Nicholl Paskell-Mede was founded in 1992 in Montreal, and expanded with a Toronto office in 2005. It specializes in insurance law, including acting for the insurers of professionals, such as accountants. But it also does defence work in class-action and product-liability cases. It will now use the Clyde & Co. banner.
The merger comes a month after Montreal-based national firm Ogilvy Renault LLP officially retired its name and joined with London-based legal giant Norton Rose, and amid speculation about other similar moves.
Clyde is not considered one of London’s so-called Magic Circle leading firms, but ranks within the country’s top 20. Like rival Norton Rose, it has been on an international-expansion spree lately, opening a new office in New Jersey last year. It also has U.S. offices in New York and San Francisco.
ON THE MOVE
Fasken Martineau DuMoulin LLP has been on a hiring binge. In its London office, Jonathan Martin, an oil-and-gas merger specialist from British firm King & Spalding, joins as a partner. Andrew Thomas, a former partner at Gibson Dunn & Crutcher LLP, joins as a partner, and will head Fasken’s London-based banking practice.

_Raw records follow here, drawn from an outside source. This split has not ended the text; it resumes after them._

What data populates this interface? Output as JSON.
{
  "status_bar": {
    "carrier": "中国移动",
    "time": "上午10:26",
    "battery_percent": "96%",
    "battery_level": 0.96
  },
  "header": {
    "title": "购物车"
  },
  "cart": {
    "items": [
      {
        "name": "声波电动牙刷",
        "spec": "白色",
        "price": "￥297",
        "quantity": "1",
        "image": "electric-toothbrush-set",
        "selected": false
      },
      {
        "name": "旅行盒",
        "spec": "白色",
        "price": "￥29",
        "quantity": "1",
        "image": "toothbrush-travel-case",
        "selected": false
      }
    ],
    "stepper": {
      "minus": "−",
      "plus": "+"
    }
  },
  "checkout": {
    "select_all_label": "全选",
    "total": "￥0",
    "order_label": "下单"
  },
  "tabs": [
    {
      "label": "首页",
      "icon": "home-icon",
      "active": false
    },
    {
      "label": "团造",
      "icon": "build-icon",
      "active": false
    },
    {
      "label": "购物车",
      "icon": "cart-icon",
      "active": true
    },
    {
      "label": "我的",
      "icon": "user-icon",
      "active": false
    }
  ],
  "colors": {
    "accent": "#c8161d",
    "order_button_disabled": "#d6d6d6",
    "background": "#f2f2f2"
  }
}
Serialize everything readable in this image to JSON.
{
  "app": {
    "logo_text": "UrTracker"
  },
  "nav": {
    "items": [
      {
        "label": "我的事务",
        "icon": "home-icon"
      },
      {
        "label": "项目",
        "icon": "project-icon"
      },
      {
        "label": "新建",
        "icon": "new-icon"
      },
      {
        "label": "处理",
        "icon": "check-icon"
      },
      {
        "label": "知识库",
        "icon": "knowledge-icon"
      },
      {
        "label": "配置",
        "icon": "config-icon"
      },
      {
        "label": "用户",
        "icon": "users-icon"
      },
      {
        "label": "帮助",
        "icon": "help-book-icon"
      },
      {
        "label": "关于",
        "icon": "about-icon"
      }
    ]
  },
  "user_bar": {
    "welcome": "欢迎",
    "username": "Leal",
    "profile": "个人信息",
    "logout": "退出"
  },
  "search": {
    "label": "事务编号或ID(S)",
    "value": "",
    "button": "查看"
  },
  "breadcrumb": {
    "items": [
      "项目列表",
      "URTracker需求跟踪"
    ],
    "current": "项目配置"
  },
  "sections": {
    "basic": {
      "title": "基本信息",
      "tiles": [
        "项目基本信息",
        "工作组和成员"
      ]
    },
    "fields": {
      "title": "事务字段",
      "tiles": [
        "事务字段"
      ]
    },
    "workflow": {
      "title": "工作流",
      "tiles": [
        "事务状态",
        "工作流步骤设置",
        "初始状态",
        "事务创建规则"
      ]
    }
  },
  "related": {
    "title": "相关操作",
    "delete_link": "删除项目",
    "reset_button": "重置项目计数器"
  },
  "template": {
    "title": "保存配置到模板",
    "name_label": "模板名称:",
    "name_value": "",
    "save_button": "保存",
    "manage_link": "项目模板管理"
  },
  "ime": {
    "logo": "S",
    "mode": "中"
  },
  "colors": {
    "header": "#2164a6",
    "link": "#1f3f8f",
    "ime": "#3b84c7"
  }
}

Closer to home, Fasken has picked up two much-talked-about lawyers.
In Ottawa, Fasken has added Peter Mantas, a veteran of complex litigation and class-action cases and shareholder fights, who will lead Fasken’s emerging litigation practice after leaving Heenan Blaikie LLP. It’s the latest expansionary move for Fasken in Ottawa, where it took over local firm Johnston & Buchan LLP in 2007, and then grabbed some of McCarthy Tétrault LLP’s Ottawa team back in 2009.
Fasken has also announced that Karen Zimmer, whose client list is heavy with financial institutions, has left McCarthy Tétrault LLP to join Fasken’s securities and mergers and acquisitions group in Vancouver as a partner.
Meanwhile, Steven Phipps – formerly an in-house lawyer for the City of Edmonton – has joined Fraser Milner Casgrain LLP as a partner in its Edmonton office’s municipal and real estate law group.